Jak zaznacza prokurator, M. był nietrzeźwy. Został zatrzymany. Następnego dnia (w sobotę) przesłuchano go w Prokuraturze Rejonowej w Wołominie.

- 35-latek usłyszał zarzut zabójstwa w warunkach recydywy. W przeszłości odbywał kary za przestępstwa przeciwko życiu i zdrowiu - informuje Saduś. I precyzuje, że został między innymi skazany za rozbój z użyciem niebezpiecznego narzędzia.

Podczas przesłuchania Paweł M. "częściowo przyznał się do winy". - Nie negował, iż dopuścił się zabójstwa. Jednak pytany przez prokuratora o szczegóły zasłaniał się niepamięcią wynikającą ze spożycia alkoholu - mówi rzecznik.

Cios nożem

Zamordowany mężczyzna był znajomym podejrzanego. Mężczyźni byli w tym samym wieku. W niedzielę odbyła się sekcja zwłok. Prokuratura czeka jeszcze na jej wyniki. Wstępnie udało się jednak określić, co mogło być przyczyną śmierci 35-latka. - Na podstawie oględzin na miejscu zdarzenia należy przyjąć, że sprawca posługiwał się nożem. Mężczyzna otrzymał jeden cios w okolice klatki piersiowej - opisuje Saduś.
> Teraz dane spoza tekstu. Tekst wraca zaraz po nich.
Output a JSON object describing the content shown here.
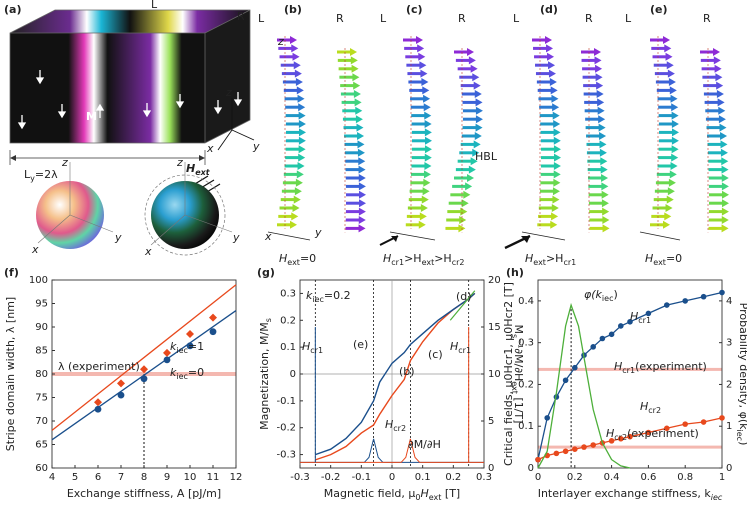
{
  "figure": {
    "top_panels": [
      {
        "id": "a",
        "label": "(a)"
      },
      {
        "id": "b",
        "label": "(b)",
        "caption": "H_ext=0"
      },
      {
        "id": "c",
        "label": "(c)",
        "caption": "H_cr1>H_ext>H_cr2",
        "annotation": "HBL"
      },
      {
        "id": "d",
        "label": "(d)",
        "caption": "H_ext>H_cr1"
      },
      {
        "id": "e",
        "label": "(e)",
        "caption": "H_ext=0"
      }
    ],
    "layer_labels": [
      "L",
      "R"
    ],
    "panel_a": {
      "moment": "M",
      "field": "H_ext",
      "width_label": "L_y=2λ",
      "axes": [
        "z",
        "y",
        "x"
      ]
    }
  },
  "chart_data": [
    {
      "id": "f",
      "label": "(f)",
      "type": "scatter",
      "xlabel": "Exchange stiffness, A [pJ/m]",
      "ylabel": "Stripe domain width, λ [nm]",
      "xlim": [
        4,
        12
      ],
      "ylim": [
        60,
        100
      ],
      "xticks": [
        4,
        5,
        6,
        7,
        8,
        9,
        10,
        11,
        12
      ],
      "yticks": [
        60,
        65,
        70,
        75,
        80,
        85,
        90,
        95,
        100
      ],
      "series": [
        {
          "name": "k_iec=1",
          "color": "#e8491d",
          "marker": "diamond",
          "x": [
            6,
            7,
            8,
            9,
            10,
            11
          ],
          "y": [
            74,
            78,
            81,
            84.5,
            88.5,
            92
          ],
          "fit": [
            [
              4,
              68
            ],
            [
              12,
              99
            ]
          ]
        },
        {
          "name": "k_iec=0",
          "color": "#1a4f8c",
          "marker": "circle",
          "x": [
            6,
            7,
            8,
            9,
            10,
            11
          ],
          "y": [
            72.5,
            75.5,
            79,
            83,
            86,
            89
          ],
          "fit": [
            [
              4,
              66
            ],
            [
              12,
              93.5
            ]
          ]
        }
      ],
      "reference": {
        "label": "λ (experiment)",
        "y": 80,
        "color": "#f4b8b0"
      },
      "marker_x": 8
    },
    {
      "id": "g",
      "label": "(g)",
      "type": "line",
      "xlabel": "Magnetic field, μ0Hext [T]",
      "ylabel": "Magnetization, M/Ms",
      "ylabel_right": "Ms⁻¹∂M/∂Hext [1/T]",
      "xlim": [
        -0.3,
        0.3
      ],
      "ylim": [
        -0.35,
        0.35
      ],
      "y2lim": [
        0,
        20
      ],
      "xticks": [
        -0.3,
        -0.2,
        -0.1,
        0,
        0.1,
        0.2,
        0.3
      ],
      "yticks": [
        -0.3,
        -0.2,
        -0.1,
        0,
        0.1,
        0.2,
        0.3
      ],
      "y2ticks": [
        0,
        5,
        10,
        15,
        20
      ],
      "annotations": [
        "k_iec=0.2",
        "H_cr1",
        "H_cr1",
        "H_cr2",
        "(e)",
        "(b)",
        "(c)",
        "(d)",
        "∂M/∂H"
      ],
      "series": [
        {
          "name": "M up",
          "color": "#e8491d",
          "x": [
            -0.25,
            -0.2,
            -0.15,
            -0.1,
            -0.06,
            -0.04,
            0,
            0.04,
            0.06,
            0.1,
            0.15,
            0.2,
            0.25,
            0.27
          ],
          "y": [
            -0.32,
            -0.3,
            -0.27,
            -0.22,
            -0.19,
            -0.15,
            -0.08,
            -0.02,
            0.05,
            0.12,
            0.19,
            0.24,
            0.28,
            0.3
          ]
        },
        {
          "name": "M down",
          "color": "#1a4f8c",
          "x": [
            -0.25,
            -0.2,
            -0.15,
            -0.1,
            -0.06,
            -0.04,
            0,
            0.04,
            0.06,
            0.1,
            0.15,
            0.2,
            0.25,
            0.27
          ],
          "y": [
            -0.3,
            -0.28,
            -0.24,
            -0.18,
            -0.1,
            -0.03,
            0.04,
            0.08,
            0.11,
            0.15,
            0.2,
            0.24,
            0.28,
            0.3
          ]
        }
      ],
      "vlines": [
        -0.25,
        -0.06,
        0.06,
        0.25
      ]
    },
    {
      "id": "h",
      "label": "(h)",
      "type": "line",
      "xlabel": "Interlayer exchange stiffness, k_iec",
      "ylabel": "Critical fields, μ0Hcr1, μ0Hcr2 [T]",
      "ylabel_right": "Probability density, φ(k_iec)",
      "xlim": [
        0,
        1
      ],
      "ylim": [
        0,
        0.45
      ],
      "y2lim": [
        0,
        4.5
      ],
      "xticks": [
        0,
        0.2,
        0.4,
        0.6,
        0.8,
        1
      ],
      "xtick_labels": [
        "0",
        "0.2",
        "0.4",
        "0.6",
        "0.8",
        "1"
      ],
      "yticks": [
        0,
        0.1,
        0.2,
        0.3,
        0.4
      ],
      "y2ticks": [
        0,
        1,
        2,
        3,
        4
      ],
      "series": [
        {
          "name": "H_cr1",
          "color": "#1a4f8c",
          "x": [
            0,
            0.05,
            0.1,
            0.15,
            0.2,
            0.25,
            0.3,
            0.35,
            0.4,
            0.45,
            0.5,
            0.6,
            0.7,
            0.8,
            0.9,
            1.0
          ],
          "y": [
            0.02,
            0.12,
            0.17,
            0.21,
            0.24,
            0.27,
            0.29,
            0.31,
            0.32,
            0.34,
            0.35,
            0.37,
            0.39,
            0.4,
            0.41,
            0.42
          ]
        },
        {
          "name": "H_cr2",
          "color": "#e8491d",
          "x": [
            0,
            0.05,
            0.1,
            0.15,
            0.2,
            0.25,
            0.3,
            0.35,
            0.4,
            0.45,
            0.5,
            0.6,
            0.7,
            0.8,
            0.9,
            1.0
          ],
          "y": [
            0.02,
            0.03,
            0.035,
            0.04,
            0.045,
            0.05,
            0.055,
            0.06,
            0.065,
            0.07,
            0.075,
            0.085,
            0.095,
            0.105,
            0.11,
            0.12
          ]
        },
        {
          "name": "φ(k_iec)",
          "color": "#4daf3a",
          "axis": "right",
          "x": [
            0,
            0.05,
            0.1,
            0.15,
            0.18,
            0.22,
            0.26,
            0.3,
            0.35,
            0.4,
            0.45,
            0.5
          ],
          "y": [
            0,
            0.4,
            1.8,
            3.4,
            3.9,
            3.4,
            2.4,
            1.4,
            0.6,
            0.2,
            0.05,
            0
          ]
        }
      ],
      "references": [
        {
          "label": "H_cr1(experiment)",
          "y": 0.236,
          "color": "#f4b8b0"
        },
        {
          "label": "H_cr2(experiment)",
          "y": 0.05,
          "color": "#f4b8b0"
        }
      ],
      "marker_x": 0.18
    }
  ],
  "text": {
    "a": "(a)",
    "b": "(b)",
    "c": "(c)",
    "d": "(d)",
    "e": "(e)",
    "f": "(f)",
    "g": "(g)",
    "h": "(h)",
    "L": "L",
    "R": "R",
    "z": "z",
    "y": "y",
    "x": "x",
    "M": "M",
    "Hext": "H",
    "Hext_sub": "ext",
    "Ly": "L",
    "Ly_sub": "y",
    "Ly_rest": "=2λ",
    "HBL": "HBL",
    "cap_b": "H",
    "cap_b_sub": "ext",
    "cap_b_rest": "=0",
    "cap_c1": "H",
    "cap_c1_sub": "cr1",
    "cap_c2": ">H",
    "cap_c2_sub": "ext",
    "cap_c3": ">H",
    "cap_c3_sub": "cr2",
    "cap_d1": "H",
    "cap_d1_sub": "ext",
    "cap_d2": ">H",
    "cap_d2_sub": "cr1",
    "cap_e": "H",
    "cap_e_sub": "ext",
    "cap_e_rest": "=0",
    "f_xlabel": "Exchange stiffness, A [pJ/m]",
    "f_ylabel": "Stripe domain width, λ [nm]",
    "f_k1": "k",
    "f_k1_sub": "iec",
    "f_k1_rest": "=1",
    "f_k0": "k",
    "f_k0_sub": "iec",
    "f_k0_rest": "=0",
    "f_exp": "λ (experiment)",
    "g_xlabel": "Magnetic field, μ",
    "g_xlabel_sub": "0",
    "g_xlabel_rest": "H",
    "g_xlabel_sub2": "ext",
    "g_xlabel_end": " [T]",
    "g_ylabel": "Magnetization, M/M",
    "g_ylabel_sub": "s",
    "g_ylabel_right": "M",
    "g_ylabel_right2": "s",
    "g_ylabel_right3": "⁻¹∂M/∂H",
    "g_ylabel_right4": "ext",
    "g_ylabel_right5": " [1/T]",
    "g_kiec": "k",
    "g_kiec_sub": "iec",
    "g_kiec_rest": "=0.2",
    "g_hcr1": "H",
    "g_hcr1_sub": "cr1",
    "g_hcr2": "H",
    "g_hcr2_sub": "cr2",
    "g_dmdh": "∂M/∂H",
    "h_xlabel": "Interlayer exchange stiffness, k",
    "h_xlabel_sub": "iec",
    "h_ylabel": "Critical fields, μ",
    "h_ylabel_right": "Probability density, φ(k",
    "h_ylabel_right_sub": "iec",
    "h_ylabel_right_end": ")",
    "h_phi": "φ(k",
    "h_phi_sub": "iec",
    "h_phi_end": ")",
    "h_hcr1": "H",
    "h_hcr1_sub": "cr1",
    "h_hcr2": "H",
    "h_hcr2_sub": "cr2",
    "h_hcr1exp": "H",
    "h_hcr1exp_sub": "cr1",
    "h_hcr1exp_rest": "(experiment)",
    "h_hcr2exp": "H",
    "h_hcr2exp_sub": "cr2",
    "h_hcr2exp_rest": "(experiment)"
  },
  "colors": {
    "blue": "#1a4f8c",
    "orange": "#e8491d",
    "green": "#4daf3a",
    "pink": "#f4b8b0",
    "grey": "#888888"
  }
}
Śledczy ustalili już, co mogło być powodem zabójstwa. - Motyw to nieporozumienia na tle rozliczeń finansowych między podejrzanym a osobą trzecią - wyjaśnia rzecznik prokuratury.

Prokuratura wnioskowała o trzymiesięczny areszt dla podejrzanego. W sobotę sąd przychylił się do tego wniosku.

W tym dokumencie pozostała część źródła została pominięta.